Deirdre Baird,President & CEO of Pivotal Veracity made this post yesterday that I wanted to share. For eveyone that ever wondered about AOL and their inbox process...here is a great overview. www.pivotalveracity.com
Inbox Delivery
- AOL has some of the best filtering around to include the ability to distinguish both legitimate and spam mail and place it accordingly. Across our clients INBOX delivery is 91.7% over the last 60 days. This includes both whitelisted and non-whitelisted mailers, and both acquisition and retention mailings (albeit primarily the latter). The percent in the Spam folder during the same period was a mere 0.1%. When AOL thinks you're a spammer, they first feed you temperrors (soft bounces intended to tax your system), followed by outright blocking. Most our retention-based AOL whitelisted mailers routinely get 98%-100% inbox delivery.
- A tiny tiny fraction of mailers qualified for the Enhanced Whitelist and since its not going away (although the spam complaint threshold is going to 0.1%) its still an option.

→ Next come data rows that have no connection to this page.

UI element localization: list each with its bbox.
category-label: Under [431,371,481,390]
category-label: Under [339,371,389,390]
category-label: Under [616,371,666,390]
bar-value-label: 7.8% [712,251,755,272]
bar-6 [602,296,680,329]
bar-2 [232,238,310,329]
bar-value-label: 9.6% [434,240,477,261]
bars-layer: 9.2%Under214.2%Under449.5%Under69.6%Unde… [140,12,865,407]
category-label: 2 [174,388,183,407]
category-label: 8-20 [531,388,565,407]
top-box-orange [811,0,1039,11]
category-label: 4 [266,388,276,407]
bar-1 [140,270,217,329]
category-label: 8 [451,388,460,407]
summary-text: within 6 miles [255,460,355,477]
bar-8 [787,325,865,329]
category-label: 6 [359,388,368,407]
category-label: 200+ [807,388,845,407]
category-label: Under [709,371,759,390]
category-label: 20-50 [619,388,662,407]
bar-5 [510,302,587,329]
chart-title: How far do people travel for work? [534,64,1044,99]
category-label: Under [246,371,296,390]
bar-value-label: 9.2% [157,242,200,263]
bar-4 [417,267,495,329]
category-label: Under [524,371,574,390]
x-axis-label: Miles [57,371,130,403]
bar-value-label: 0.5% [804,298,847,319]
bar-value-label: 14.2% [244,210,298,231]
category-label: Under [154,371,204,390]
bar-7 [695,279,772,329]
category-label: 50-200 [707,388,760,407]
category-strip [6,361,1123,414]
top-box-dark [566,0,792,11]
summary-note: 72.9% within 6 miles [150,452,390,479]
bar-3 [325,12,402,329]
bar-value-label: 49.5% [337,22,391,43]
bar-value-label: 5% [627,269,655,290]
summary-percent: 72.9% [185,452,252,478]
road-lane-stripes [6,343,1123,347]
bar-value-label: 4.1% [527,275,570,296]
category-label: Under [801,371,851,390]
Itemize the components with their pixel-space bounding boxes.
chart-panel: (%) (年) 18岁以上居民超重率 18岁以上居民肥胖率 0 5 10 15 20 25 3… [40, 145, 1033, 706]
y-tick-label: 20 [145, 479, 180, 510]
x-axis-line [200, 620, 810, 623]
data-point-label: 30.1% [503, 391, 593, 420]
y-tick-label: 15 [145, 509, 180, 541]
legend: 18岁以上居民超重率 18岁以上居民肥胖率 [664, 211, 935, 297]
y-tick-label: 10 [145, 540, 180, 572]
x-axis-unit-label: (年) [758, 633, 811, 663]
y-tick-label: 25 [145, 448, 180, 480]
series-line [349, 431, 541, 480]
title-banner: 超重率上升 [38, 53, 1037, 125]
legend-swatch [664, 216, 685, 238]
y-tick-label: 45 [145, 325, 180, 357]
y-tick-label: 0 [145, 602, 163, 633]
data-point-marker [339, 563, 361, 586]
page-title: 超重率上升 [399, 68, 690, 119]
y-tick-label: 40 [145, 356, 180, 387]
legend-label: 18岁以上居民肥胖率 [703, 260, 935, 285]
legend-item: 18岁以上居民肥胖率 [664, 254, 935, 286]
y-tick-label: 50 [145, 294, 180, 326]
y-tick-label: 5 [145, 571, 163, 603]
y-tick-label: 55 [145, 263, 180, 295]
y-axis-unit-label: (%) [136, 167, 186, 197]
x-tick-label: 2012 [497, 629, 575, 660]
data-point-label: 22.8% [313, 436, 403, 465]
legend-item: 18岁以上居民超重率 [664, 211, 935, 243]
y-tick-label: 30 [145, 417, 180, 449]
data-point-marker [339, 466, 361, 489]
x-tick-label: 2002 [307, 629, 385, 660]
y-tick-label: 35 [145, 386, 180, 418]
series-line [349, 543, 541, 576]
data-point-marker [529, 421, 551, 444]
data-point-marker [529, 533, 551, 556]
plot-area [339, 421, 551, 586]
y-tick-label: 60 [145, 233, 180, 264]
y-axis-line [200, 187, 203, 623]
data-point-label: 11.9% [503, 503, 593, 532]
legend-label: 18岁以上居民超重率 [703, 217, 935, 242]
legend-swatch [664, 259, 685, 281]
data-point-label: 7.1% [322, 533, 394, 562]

- Most whitelisted mailers emails - whether on the EWL or Standard Whitelist do go into the inbox. The Standard Whitelist is still extremely important as it allows you to avoid AOL's volume filters which begin when mail exceeds 100/emails per day.
-- Bottom line... a mailers EXISTING inbox Delivery at AOL is NOT going to get worse just because Goodmail Certified Email is around and for legitimate mailers using top-notch ESPs, their delivery is already darn good.
Image Rendering
- AOL has had the same exact treatment of images and links for the last 3 years. In 2002, AOL 8.0 was introduced. AOL 8.0, AOL 9.0 and AOL.com all have images and links OFF by default. This is not changing. The default has been off for years and will remain off.
- There are still 3 NO-cost ways to change the default to ON at AOL. 1) Your address is in the customers address book, 2) you're on the enhanced whitelist, and 3) your customer uses AOL anywhere to imap their message into a desktop client like Outlook 2002 where images are on (and AOL's treatment is not applicable).
- ISPs/Email Clients like GMAIL, MSN (software), Outlook 2003, Thunderbird, etc. all have images OFF as well and there is nothing you can do about it. This is not to imply mailers may not be well served by investing in Goodmail to get them on ...but it isn't ever going to be a universal solution to this challenge.
Labeling
- AOL's existing labeling convention is not changing but they are adding a new icon for Certified Email. Non-whitelisted mailers and Standard Whitelisted Mailers will continue to be designated "unknown senders" whereas 1) those with addresses in the recipient's address book and 2) those on the enhanced whitelist will continue to be labeled "known senders".
- For those who believe that the Certified Email icon/labeling will make a difference ...consider 1) It is based on a proprietary NOT open-source authentication standard ... and thus, it is NOT going to be universally deployed (.."ever" is my guess when you consider it must be deployed at all ISPs and enterprises worldwide) and 2) you would have to teach your customers to rely-upon/only respond to emails with the Certified Email labeling to be fully effective and, having done so, must consider that a) prices may increase, b) those customers may move to an ISP/email client that does not use Goodmail, and c) the industry and/or other ISPs may rally around an open-source authentication and labeling methodology that makes all of this moot.